Thursday, January 26, 2017

Unscrambling the Egg

I've been watching "Timeless" on E4 for the past few weeks. It's reasonably entertaining, though it is utter nonsense, of course. But then, so is the rest of this post, so be warned...

While watching the show yesterday, I was wondering about the classic sci-fi debate: if you travel forward in time, do you go to the future, or do you go only to a future - that is, are the events that you see what will happen, or only something that might happen?

I promptly answered myself: due to Uncertainty, you really should travel only to a future, rather than the future. God does indeed play dice with the universe, and so if you roll it twice you'll get different results.

But then it occurred to me: why is travelling back in time any different? After all, the equations work both ways around. So, why should travelling backwards take you to the past, rather than to a past?
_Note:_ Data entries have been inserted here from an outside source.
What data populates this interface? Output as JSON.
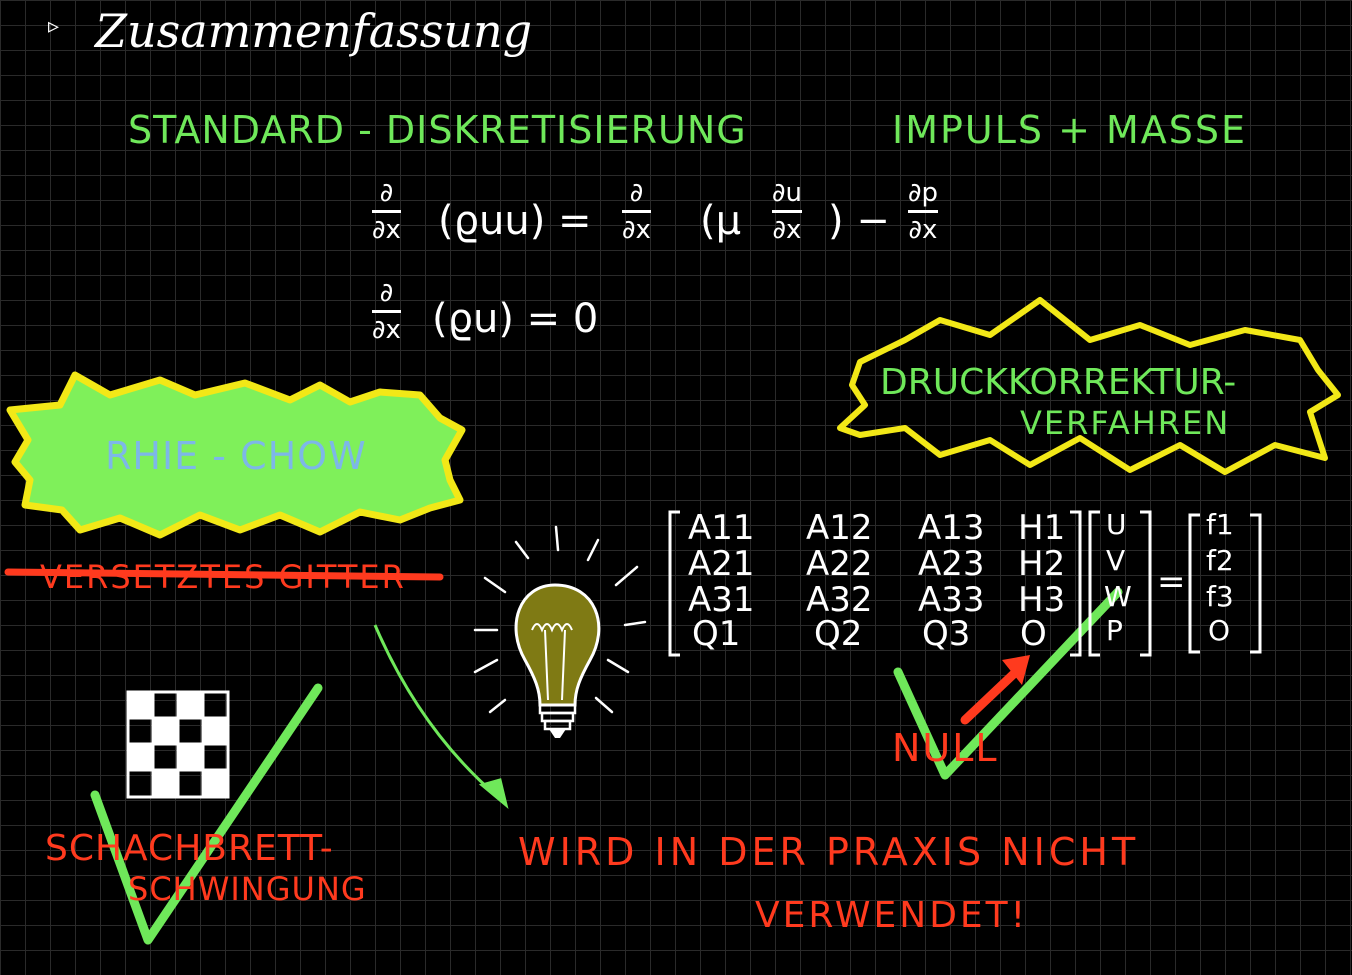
{
  "colors": {
    "background": "#000000",
    "grid": "#2a2a2a",
    "white": "#ffffff",
    "green": "#6fe85a",
    "yellow": "#f2e817",
    "light_blue": "#7db7e8",
    "red": "#ff3a1e",
    "bulb": "#7f7a14"
  },
  "icons": [
    "bullet-arrow-icon",
    "lightbulb-icon",
    "checkmark-icon",
    "checkerboard-icon",
    "down-arrow-icon"
  ],
  "header": {
    "bullet": "▹",
    "title": "Zusammenfassung"
  },
  "subtitle": {
    "left": "STANDARD - DISKRETISIERUNG",
    "right": "IMPULS + MASSE"
  },
  "equation1": {
    "d1_num": "∂",
    "d1_den": "∂x",
    "term1": "(ϱuu) =",
    "d2_num": "∂",
    "d2_den": "∂x",
    "mu": "(μ",
    "d3_num": "∂u",
    "d3_den": "∂x",
    "close": ") −",
    "d4_num": "∂p",
    "d4_den": "∂x"
  },
  "equation2": {
    "d_num": "∂",
    "d_den": "∂x",
    "body": "(ϱu)  = 0"
  },
  "rhie_chow": "RHIE - CHOW",
  "versetztes_gitter": "VERSETZTES GITTER",
  "druckkorrektur": {
    "line1": "DRUCKKORREKTUR-",
    "line2": "VERFAHREN"
  },
  "matrix": {
    "rows": [
      [
        "A11",
        "A12",
        "A13",
        "H1"
      ],
      [
        "A21",
        "A22",
        "A23",
        "H2"
      ],
      [
        "A31",
        "A32",
        "A33",
        "H3"
      ],
      [
        "Q1",
        "Q2",
        "Q3",
        "O"
      ]
    ],
    "unknowns": [
      "U",
      "V",
      "W",
      "P"
    ],
    "equals": "=",
    "rhs": [
      "f1",
      "f2",
      "f3",
      "O"
    ]
  },
  "null_label": "NULL",
  "schachbrett": {
    "line1": "SCHACHBRETT-",
    "line2": "SCHWINGUNG"
  },
  "praxis": {
    "line1": "WIRD IN DER PRAXIS NICHT",
    "line2": "VERWENDET!"
  }
}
And, equally, it's worth noting that if you travel back in time and then forward again, you almost certainly can't get back to where you came from - that second journey forward will take you to a future from the point you left, not the future. In TV shows about time travel, the characters are generally very concerned about not changing the future. But those concerns are misplaced - surely, even if they do nothing at all while in the past, they'll still wind up somewhen different?

(As a simple example of this, consider that if you travel to a point before your own life, the odds of returning to a future in which you even exist are incredibly remote. After all, your existence hinges on one particular egg, out of millions, being released in ovulation in order to meet one of millions of sperm cells at just the right time. The odds against that being repeated are vanishingly small... and even that only provides for the existence of a genetically-identical person - there's considerably more to "you" than that!)

Bottom line: if you ever invent a time machine, don't ever ever use it!